Looking to the future, Walsh plans to revise the original textbook with updated genetic information, as well as create a third volume that discusses the simultaneous analysis of multiple traits.
When writing a new textbook, Walsh works one chapter at a time, brainstorming the idea, compiling research from the primary literature, writing, and rewriting to ultimately find the best way to present the information to the reader. The author typically requires a two-inch stack of references to write just two pages in a textbook.
Since it can take nearly 20 years to write a new textbook, Walsh is researching and writing every day.
“The more you write, the easier it gets,” Walsh said.
Educating tens of thousands of young scientists
In addition to shaping the field through his indispensable textbooks, Walsh is a fervent instructor. The geneticist has taught undergraduate and graduate students in nearly 25 countries, including an estimated 20,000 undergraduate students at UArizona alone.
“Almost every student worldwide trained in quantitative genetics since 2000 has been influenced by me in some way, either through the books or directly through the classes I teach,” Walsh said.
Walsh enjoys devising lesson plans and helping students work through difficult concepts. As a person with dyslexia, Walsh uses the condition to his advantage as an instructor. Because he’s had difficulties with learning at times, Walsh can adapt his personal problem-solving skills to help his students make breakthroughs.
The instructor not only enjoys watching his students grow, but he also appreciates how much they help him transform as a scientist.
“As a teacher, the most exciting thing to do is to train people who are smarter than you because they push you to think differently about things, and you can give them the tools to be really successful,” Walsh said.
Training the next generation of plant breeders
Walsh is also a key member on two global plant breeding initiatives – the Tucson Plant Breeding Institute (TPBI) and the African Plant Breeding Academy.
In the 1980s and 90s, many plant science departments replaced retiring classical breeders
with molecular-focused hires with little formal training in plant breeding fundamentals. To fill in the “missing generation” of plant breeders, Walsh initiated TBPI in 2013.
A staple program of the BIO5 Institute, TPBI offers state-of-the-art instruction and training in modern plant breeding tools such as statistics, molecular breeding and computation.
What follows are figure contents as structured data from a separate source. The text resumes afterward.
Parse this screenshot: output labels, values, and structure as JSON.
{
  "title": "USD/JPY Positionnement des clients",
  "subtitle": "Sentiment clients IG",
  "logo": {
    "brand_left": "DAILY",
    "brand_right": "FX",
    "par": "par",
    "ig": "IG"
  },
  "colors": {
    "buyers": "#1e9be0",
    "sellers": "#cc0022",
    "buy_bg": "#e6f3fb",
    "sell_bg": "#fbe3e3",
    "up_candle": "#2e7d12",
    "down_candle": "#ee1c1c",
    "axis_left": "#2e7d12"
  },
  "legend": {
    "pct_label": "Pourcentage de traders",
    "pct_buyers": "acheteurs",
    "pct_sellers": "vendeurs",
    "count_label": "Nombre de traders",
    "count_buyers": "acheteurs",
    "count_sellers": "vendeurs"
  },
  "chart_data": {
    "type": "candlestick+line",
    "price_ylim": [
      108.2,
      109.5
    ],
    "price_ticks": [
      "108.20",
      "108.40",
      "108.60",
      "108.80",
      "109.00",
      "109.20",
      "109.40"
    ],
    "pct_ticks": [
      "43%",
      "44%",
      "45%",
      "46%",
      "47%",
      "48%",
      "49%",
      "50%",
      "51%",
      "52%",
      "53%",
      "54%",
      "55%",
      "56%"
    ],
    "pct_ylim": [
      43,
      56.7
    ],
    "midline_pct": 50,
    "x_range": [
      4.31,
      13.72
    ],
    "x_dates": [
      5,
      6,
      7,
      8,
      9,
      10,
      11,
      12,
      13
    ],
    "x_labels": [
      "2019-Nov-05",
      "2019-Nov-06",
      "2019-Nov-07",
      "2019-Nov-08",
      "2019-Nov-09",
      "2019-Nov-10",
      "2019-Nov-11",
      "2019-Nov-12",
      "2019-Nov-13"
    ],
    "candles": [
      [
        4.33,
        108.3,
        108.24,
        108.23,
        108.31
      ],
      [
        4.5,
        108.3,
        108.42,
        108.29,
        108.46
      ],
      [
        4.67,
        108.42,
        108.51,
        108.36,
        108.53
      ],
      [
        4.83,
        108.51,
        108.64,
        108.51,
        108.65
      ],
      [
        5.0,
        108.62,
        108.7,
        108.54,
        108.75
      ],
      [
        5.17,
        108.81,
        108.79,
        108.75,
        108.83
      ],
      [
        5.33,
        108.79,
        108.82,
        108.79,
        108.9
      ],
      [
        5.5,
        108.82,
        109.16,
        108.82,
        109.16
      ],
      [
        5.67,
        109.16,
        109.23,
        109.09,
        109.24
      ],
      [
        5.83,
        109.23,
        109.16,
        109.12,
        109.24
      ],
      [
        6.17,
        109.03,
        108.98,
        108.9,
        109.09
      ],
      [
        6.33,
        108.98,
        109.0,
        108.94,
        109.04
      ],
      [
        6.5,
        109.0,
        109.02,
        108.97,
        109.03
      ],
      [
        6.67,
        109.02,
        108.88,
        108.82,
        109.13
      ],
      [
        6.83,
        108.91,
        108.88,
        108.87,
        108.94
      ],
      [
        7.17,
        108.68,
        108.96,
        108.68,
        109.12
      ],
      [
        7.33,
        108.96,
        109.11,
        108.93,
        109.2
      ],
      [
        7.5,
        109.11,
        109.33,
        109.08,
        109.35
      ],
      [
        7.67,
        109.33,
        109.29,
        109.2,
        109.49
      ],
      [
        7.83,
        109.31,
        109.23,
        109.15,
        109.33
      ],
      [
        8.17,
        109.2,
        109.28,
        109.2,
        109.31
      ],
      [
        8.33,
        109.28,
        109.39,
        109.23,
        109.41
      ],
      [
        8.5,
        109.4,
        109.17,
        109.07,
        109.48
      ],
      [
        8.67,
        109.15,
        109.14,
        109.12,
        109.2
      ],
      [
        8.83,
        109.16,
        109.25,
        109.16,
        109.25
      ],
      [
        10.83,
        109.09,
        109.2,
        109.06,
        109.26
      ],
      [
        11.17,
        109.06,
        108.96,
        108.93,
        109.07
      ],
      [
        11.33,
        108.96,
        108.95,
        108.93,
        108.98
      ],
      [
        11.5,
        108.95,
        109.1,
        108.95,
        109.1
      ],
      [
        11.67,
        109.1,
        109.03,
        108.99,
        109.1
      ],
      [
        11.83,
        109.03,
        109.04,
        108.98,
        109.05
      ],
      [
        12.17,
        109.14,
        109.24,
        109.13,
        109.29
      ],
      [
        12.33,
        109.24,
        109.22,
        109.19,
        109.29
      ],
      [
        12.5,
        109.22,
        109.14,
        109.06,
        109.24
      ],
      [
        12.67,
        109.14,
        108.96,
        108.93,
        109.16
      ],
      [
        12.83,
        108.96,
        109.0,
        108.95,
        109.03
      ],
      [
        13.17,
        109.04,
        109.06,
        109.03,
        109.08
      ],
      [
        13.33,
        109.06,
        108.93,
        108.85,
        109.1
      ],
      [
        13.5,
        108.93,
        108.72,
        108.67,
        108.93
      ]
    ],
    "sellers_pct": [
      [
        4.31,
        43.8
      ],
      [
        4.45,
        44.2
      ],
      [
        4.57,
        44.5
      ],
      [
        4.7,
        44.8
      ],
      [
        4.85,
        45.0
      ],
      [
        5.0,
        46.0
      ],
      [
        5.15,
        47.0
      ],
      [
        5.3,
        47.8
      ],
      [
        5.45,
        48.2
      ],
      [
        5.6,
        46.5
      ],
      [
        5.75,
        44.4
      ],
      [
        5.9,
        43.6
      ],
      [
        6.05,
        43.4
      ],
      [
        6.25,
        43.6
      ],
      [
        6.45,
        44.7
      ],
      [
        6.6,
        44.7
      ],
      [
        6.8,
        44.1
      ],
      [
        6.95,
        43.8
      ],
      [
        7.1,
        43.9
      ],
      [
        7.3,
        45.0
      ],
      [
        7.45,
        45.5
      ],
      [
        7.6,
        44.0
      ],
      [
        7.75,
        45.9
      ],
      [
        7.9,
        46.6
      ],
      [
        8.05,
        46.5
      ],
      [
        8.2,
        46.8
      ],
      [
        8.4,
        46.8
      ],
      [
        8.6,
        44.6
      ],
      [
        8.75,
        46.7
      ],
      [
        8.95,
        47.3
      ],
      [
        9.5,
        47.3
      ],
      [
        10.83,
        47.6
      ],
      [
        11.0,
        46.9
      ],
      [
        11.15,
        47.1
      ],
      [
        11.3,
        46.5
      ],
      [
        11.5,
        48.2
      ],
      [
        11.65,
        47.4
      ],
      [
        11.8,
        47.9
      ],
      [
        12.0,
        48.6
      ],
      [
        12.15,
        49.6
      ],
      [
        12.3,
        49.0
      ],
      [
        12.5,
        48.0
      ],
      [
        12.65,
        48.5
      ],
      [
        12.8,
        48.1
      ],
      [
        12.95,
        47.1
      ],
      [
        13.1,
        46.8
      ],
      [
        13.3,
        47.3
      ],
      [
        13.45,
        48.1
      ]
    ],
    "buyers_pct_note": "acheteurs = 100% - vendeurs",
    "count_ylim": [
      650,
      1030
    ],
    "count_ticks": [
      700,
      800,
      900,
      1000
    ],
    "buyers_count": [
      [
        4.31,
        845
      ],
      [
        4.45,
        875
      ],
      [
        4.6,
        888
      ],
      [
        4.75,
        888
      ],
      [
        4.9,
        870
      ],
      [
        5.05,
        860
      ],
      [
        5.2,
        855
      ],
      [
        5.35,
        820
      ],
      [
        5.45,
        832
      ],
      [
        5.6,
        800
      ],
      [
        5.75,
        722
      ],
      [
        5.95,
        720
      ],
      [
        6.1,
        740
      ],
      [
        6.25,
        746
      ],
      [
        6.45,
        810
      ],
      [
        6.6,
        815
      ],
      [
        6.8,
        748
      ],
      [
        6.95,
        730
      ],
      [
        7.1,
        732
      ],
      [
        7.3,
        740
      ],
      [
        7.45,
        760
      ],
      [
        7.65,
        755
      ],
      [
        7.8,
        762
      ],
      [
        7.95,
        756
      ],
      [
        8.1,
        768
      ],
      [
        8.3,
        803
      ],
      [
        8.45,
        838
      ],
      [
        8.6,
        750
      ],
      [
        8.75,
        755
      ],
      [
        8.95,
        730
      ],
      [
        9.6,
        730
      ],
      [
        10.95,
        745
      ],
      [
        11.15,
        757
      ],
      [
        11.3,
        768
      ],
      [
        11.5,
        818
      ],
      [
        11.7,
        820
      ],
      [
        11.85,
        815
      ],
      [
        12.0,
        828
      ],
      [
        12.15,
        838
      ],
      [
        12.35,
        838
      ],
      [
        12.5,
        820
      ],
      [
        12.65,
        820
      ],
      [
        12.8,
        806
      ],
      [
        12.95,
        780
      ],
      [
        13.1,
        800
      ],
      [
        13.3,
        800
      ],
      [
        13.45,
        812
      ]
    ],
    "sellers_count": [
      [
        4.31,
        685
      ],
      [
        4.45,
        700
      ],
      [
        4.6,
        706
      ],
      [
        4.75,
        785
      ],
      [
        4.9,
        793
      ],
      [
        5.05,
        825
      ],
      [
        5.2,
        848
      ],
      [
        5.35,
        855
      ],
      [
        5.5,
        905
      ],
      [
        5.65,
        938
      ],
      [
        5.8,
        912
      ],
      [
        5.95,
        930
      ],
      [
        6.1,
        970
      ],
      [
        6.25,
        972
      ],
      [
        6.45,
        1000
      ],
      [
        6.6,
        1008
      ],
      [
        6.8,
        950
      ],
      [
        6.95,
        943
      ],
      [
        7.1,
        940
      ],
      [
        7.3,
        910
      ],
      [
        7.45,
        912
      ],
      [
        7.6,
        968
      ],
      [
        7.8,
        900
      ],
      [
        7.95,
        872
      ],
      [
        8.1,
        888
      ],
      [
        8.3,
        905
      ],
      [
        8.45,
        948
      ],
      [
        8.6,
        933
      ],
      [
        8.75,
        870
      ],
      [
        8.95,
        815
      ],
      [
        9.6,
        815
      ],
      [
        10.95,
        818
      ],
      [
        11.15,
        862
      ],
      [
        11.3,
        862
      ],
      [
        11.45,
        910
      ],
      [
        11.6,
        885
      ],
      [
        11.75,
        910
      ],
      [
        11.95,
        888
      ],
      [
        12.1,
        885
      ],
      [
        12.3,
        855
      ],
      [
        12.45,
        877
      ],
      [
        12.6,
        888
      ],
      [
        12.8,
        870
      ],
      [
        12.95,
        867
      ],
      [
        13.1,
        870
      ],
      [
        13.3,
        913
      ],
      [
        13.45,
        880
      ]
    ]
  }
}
The TPBI has attracted graduate students, faculty, and industry plant breeders from over two dozen countries and is regarded as one of the world’s premier short courses in plant breeding. Walsh has taken Arizona’s TPBI across the globe to other countries including Korea, Ghana and Taiwan.
In addition to TPBI, Walsh also serves as one of four key instructors of the African Plant Breeding Academy. Through this program, Walsh aims to train nearly 150 Africans to transform the field of plant breeding in the continent. Despite the recent restrictions to travel and in-person instruction, the instructor has still been able to teach across the Atlantic with a little help from technology.
When he’s not writing textbooks and teaching students around the world, Walsh can be found identifying new species of moths in Southern Arizona – around two dozen to date, including three named after him, and one after his wife.
“I’m a big believer you want to have a hobby that’s a little bit different from what you work on full time so you can still keep your passion for it,” Walsh said.